# Scraping Topics and their top repositories from Github

### Web Scraping
Web scraping is the process of collecting structured web data in an automated fashion. It’s also known as web data extraction. Some of the main use cases of web scraping include price monitoring, price intelligence, news monitoring, lead generation, and market research among many others.
In general, web data extraction is used by people and businesses who want to make use of publicly available web data to make smarter decisions.


### Github
GitHub, Inc. is an Internet hosting service for software development and version control using Git. It provides the distributed version control of Git plus access control, bug tracking, software feature requests, task management, continuous integration, and wikis for every project


### Problem Statement

In this web scraping project, we are going to scrape the data from github. The requirement is to scrape the topics available from github and their top repositories. we are going to use Python Programming language for this project. With the help of `requests` library we are downloading a webpage and with the help of `BeautifulSoup` library we are going to extract and parse the information from the webpage. We also make use of other libraries such as `pandas` to create dataframe of our results

### Steps
* Initially, we are scraping https://github.com/topics. To get a list of topics.
* For each topic, we are extracting their title, description and the topic page url.
* As a next step, we are getting the top 25 repositories for each topic
* For each repository, we are going to extract the `repo_name`, `user_name`, `repo_url`, `stars` and download it in a csv format

### Scraping the list of topics 

* using `requests` we are going to download the topics page
* using `BeautifulSoup` we are going to extract and parse the information such as topic title, topic url and topic description
* converting the result as a Dataframe


In [3]:
import requests
from bs4 import BeautifulSoup

topic_url = 'https://github.com/topics'
response = requests.get(topic_url)
doc = BeautifulSoup(response.text, 'html.parser')

#### Getting topic titles

In [4]:
def get_topics(doc):
    topic_titles = doc.find_all('p', {'class': 'f3 lh-condensed mb-0 mt-1 Link--primary'})
    topic_name = []
    for i in topic_titles:
        topic_name.append(i.text)
    return topic_name


In [5]:
get_topics(doc)[:5]

['3D', 'Ajax', 'Algorithm', 'Amp', 'Android']
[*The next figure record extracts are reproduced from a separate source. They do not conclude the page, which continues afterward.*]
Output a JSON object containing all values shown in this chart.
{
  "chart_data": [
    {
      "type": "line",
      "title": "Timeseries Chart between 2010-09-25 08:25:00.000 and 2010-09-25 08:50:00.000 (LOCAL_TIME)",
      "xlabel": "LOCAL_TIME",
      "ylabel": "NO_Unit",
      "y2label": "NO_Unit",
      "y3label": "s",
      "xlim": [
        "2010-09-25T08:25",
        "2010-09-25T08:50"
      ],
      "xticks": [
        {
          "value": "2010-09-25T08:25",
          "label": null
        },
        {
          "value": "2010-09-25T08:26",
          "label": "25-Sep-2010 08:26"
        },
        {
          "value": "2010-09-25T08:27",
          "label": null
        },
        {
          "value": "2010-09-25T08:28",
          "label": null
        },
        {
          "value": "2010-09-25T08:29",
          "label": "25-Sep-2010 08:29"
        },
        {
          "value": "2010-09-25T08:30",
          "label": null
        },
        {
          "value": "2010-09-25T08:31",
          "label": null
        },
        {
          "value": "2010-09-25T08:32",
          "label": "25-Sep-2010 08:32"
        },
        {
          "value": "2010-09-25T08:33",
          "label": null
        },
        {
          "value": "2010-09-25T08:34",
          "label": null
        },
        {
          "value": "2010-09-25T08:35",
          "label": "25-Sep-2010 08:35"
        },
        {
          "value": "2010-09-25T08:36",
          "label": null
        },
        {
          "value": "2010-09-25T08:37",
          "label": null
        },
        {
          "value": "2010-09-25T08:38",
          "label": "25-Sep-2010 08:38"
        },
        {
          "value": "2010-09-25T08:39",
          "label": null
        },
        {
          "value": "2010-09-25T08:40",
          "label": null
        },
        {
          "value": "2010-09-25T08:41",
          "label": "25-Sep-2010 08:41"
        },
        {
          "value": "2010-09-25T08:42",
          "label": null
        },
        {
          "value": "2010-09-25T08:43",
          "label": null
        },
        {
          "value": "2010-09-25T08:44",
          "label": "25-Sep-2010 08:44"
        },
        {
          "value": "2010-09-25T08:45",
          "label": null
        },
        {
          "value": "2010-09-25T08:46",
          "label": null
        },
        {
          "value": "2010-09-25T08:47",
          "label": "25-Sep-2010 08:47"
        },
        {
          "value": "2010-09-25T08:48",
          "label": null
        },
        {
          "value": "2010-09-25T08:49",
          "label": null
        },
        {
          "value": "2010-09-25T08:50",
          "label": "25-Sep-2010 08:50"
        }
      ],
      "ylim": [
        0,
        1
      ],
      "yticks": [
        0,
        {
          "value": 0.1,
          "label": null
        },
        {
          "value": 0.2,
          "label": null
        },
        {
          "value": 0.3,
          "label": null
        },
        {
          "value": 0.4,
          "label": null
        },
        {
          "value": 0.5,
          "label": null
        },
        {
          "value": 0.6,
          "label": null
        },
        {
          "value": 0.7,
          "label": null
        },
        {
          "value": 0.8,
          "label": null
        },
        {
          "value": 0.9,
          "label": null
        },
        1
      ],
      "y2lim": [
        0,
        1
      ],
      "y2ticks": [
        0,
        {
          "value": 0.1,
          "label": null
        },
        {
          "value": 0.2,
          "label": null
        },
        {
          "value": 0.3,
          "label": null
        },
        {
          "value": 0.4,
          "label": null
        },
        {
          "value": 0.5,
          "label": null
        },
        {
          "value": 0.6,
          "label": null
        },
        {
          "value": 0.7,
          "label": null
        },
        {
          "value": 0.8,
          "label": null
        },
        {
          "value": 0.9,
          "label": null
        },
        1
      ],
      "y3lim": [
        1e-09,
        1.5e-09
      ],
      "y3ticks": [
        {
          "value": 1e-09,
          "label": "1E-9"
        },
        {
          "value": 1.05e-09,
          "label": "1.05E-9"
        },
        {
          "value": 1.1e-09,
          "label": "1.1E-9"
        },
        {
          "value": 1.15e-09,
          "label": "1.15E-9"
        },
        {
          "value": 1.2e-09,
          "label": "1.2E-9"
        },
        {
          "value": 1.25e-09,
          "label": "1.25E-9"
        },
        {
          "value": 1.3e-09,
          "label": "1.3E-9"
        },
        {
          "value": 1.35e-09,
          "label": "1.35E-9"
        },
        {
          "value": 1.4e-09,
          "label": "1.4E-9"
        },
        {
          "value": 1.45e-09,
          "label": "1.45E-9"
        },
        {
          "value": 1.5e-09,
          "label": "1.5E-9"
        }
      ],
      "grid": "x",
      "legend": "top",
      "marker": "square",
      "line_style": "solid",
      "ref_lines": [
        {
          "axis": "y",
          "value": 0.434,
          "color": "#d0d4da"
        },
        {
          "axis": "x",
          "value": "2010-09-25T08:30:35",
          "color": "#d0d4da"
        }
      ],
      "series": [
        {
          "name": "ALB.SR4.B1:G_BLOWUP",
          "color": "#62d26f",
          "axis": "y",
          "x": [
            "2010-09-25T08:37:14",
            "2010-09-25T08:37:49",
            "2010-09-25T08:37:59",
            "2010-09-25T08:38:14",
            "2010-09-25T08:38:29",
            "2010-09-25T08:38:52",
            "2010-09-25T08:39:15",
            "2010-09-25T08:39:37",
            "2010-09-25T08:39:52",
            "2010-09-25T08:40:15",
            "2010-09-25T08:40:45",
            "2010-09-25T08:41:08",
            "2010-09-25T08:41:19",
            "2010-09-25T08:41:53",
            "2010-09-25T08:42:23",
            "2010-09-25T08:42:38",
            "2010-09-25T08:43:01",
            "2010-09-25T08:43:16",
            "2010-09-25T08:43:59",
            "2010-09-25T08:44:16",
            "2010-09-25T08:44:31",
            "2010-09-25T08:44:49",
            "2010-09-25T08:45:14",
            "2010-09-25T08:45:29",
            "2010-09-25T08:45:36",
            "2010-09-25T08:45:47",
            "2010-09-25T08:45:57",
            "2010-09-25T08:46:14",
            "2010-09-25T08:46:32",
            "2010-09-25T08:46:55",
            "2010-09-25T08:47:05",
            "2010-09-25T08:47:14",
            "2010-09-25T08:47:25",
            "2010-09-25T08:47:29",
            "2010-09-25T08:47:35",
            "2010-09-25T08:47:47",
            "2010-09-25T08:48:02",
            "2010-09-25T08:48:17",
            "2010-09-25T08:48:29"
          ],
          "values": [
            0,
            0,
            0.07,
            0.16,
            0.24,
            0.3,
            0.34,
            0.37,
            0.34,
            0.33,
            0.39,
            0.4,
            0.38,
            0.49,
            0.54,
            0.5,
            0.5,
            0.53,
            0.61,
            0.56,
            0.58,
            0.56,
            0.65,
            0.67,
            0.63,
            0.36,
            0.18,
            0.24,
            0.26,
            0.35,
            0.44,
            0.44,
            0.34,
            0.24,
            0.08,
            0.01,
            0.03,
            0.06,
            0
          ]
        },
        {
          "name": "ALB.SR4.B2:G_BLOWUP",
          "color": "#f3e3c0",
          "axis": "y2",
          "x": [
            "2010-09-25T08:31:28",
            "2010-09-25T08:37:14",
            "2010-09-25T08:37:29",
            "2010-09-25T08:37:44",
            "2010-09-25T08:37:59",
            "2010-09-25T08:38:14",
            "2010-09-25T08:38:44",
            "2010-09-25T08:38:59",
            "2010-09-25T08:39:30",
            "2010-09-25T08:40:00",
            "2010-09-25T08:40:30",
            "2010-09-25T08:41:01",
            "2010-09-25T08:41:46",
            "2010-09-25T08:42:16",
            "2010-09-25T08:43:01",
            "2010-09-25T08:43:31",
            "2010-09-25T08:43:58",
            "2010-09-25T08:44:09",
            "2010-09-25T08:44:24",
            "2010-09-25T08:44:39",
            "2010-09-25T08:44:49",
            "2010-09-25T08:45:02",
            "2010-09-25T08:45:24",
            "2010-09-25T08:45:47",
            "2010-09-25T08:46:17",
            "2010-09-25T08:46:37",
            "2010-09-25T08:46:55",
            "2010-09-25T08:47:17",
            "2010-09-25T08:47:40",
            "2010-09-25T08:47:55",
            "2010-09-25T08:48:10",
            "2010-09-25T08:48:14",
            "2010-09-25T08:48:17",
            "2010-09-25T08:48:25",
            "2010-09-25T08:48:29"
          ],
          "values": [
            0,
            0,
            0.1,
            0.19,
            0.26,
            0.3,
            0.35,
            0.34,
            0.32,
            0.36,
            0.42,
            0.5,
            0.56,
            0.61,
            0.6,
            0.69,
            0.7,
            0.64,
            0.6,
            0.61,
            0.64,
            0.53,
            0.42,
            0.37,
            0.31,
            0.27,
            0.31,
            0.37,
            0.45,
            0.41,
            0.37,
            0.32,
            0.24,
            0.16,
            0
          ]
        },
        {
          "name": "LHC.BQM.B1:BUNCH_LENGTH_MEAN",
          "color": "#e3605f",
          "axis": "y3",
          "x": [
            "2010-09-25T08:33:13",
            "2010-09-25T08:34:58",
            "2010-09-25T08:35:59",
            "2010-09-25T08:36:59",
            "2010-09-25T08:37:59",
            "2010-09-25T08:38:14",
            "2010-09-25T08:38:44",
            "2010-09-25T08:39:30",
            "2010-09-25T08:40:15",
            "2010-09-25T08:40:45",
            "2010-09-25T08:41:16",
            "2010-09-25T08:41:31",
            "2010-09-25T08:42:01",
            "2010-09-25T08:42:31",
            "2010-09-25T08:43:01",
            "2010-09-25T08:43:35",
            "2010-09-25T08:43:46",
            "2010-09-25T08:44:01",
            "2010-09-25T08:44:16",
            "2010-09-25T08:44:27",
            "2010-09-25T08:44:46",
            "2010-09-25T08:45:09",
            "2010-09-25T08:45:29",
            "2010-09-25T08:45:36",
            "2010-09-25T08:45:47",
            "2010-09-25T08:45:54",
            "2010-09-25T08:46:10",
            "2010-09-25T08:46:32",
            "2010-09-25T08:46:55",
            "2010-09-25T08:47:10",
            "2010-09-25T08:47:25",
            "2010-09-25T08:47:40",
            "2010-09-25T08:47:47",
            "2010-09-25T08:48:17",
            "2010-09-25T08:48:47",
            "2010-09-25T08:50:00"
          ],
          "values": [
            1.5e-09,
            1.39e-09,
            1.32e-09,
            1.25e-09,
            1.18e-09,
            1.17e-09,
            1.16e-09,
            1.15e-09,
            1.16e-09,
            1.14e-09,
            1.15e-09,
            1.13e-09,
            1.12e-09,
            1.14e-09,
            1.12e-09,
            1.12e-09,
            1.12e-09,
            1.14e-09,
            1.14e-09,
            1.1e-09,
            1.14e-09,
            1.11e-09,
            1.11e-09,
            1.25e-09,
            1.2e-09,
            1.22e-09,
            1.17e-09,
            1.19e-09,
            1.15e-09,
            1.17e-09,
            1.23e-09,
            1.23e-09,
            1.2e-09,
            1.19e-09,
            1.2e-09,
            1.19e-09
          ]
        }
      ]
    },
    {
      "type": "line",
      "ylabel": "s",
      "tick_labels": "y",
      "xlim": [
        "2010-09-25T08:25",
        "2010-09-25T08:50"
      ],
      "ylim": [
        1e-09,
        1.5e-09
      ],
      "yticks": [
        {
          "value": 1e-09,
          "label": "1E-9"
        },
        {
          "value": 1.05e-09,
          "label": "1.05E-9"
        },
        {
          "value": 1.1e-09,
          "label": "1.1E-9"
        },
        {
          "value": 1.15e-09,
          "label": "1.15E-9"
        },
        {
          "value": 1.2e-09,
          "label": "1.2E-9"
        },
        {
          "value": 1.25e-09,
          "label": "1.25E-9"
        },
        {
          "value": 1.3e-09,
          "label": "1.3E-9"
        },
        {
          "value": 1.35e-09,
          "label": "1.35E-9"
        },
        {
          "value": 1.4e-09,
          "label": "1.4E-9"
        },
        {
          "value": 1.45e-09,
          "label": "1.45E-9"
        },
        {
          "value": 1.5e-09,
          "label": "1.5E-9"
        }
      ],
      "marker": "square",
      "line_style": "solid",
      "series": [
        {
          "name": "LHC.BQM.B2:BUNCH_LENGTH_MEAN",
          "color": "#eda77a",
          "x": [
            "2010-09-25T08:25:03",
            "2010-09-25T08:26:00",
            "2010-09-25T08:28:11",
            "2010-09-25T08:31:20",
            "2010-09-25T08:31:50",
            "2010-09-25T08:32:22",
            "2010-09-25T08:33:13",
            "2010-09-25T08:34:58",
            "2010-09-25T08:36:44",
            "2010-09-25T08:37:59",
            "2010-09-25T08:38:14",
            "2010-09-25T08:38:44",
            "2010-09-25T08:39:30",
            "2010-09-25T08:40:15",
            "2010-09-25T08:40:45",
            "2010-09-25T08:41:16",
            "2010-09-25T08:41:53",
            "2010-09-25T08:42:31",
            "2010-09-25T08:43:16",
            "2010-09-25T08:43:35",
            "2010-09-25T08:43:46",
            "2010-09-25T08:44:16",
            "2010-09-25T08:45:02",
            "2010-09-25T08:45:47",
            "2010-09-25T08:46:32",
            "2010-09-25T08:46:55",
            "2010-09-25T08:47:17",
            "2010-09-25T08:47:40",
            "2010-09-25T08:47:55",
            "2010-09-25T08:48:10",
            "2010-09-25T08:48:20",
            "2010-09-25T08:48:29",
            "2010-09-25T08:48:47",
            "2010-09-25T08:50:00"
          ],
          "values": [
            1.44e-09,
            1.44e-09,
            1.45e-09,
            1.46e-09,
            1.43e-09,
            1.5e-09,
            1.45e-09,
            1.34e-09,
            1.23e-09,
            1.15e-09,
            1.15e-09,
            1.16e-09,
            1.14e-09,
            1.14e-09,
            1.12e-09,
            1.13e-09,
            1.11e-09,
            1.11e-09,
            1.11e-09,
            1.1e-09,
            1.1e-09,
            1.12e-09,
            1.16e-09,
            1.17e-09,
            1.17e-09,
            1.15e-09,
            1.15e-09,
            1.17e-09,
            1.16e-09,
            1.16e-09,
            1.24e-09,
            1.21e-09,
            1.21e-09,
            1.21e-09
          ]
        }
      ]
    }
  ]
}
#### Getting topic description

In [6]:
def get_topic_desc(doc):
    desc_topic = doc.find_all('p', {'class': 'f5 color-fg-muted mb-0 mt-1'})
    desc_info = []
    for i in desc_topic:
        desc_info.append(i.text.strip())
    return desc_info

In [7]:
get_topic_desc(doc)[:5]

['3D modeling is the process of virtually developing the surface and structure of a 3D object.',
 'Ajax is a technique for creating interactive web applications.',
 'Algorithms are self-contained sequences that carry out a variety of tasks.',
 'Amp is a non-blocking concurrency library for PHP.',
 'Android is an operating system built by Google designed for mobile devices.']

#### Getting topic url

In [8]:
def get_topic_url(doc):
    url_topic = doc.find_all('a', {'class': 'no-underline flex-1 d-flex flex-column'})
    url = []
    base_url = 'https://github.com'
    for i in url_topic:
        url.append(base_url + i['href'])
    return url

In [9]:
get_topic_url(doc)[:5]

['https://github.com/topics/3d',
 'https://github.com/topics/ajax',
 'https://github.com/topics/algorithm',
 'https://github.com/topics/amphp',
 'https://github.com/topics/android']

#### Creating a dataframe 
Creating a dataframe with columns topic names, topic description and topic url

In [10]:
import pandas as pd
def scrape_topics():
    topics_dict = {
        'title': get_topics(doc),
        'Description': get_topic_desc(doc),
        'Url': get_topic_url(doc)
    }
    df= pd.DataFrame(topics_dict)
    return df

In [11]:
scrape_topics()

Unnamed: 0,title,Description,Url
0,3D,3D modeling is the process of virtually develo...,https://github.com/topics/3d
1,Ajax,Ajax is a technique for creating interactive w...,https://github.com/topics/ajax
2,Algorithm,Algorithms are self-contained sequences that c...,https://github.com/topics/algorithm
3,Amp,Amp is a non-blocking concurrency library for ...,https://github.com/topics/amphp
4,Android,Android is an operating system built by Google...,https://github.com/topics/android
5,Angular,Angular is an open source web application plat...,https://github.com/topics/angular
6,Ansible,Ansible is a simple and powerful automation en...,https://github.com/topics/ansible
7,API,An API (Application Programming Interface) is ...,https://github.com/topics/api
8,Arduino,Arduino is an open source hardware and softwar...,https://github.com/topics/arduino
9,ASP.NET,ASP.NET is a web framework for building modern...,https://github.com/topics/aspnet


### Extracting the top repositories from a topic page

As we have got the list of topic, descriptions, url. Now, we are going to extract the top  repositories from each of the topics. 
The dataframe we are creating would have the following columns:
- Username
- repo_name
- Stars 
- repo_url

Initially, we are going to define a function to extract the information from each topics 

In [12]:
def get_topics_page(topic_url):
    response = requests.get(topic_url)
    topic_doc = BeautifulSoup(response.text, 'html.parser')
    return topic_doc

In [14]:
#get_topics_page('https://github.com/topics/3d')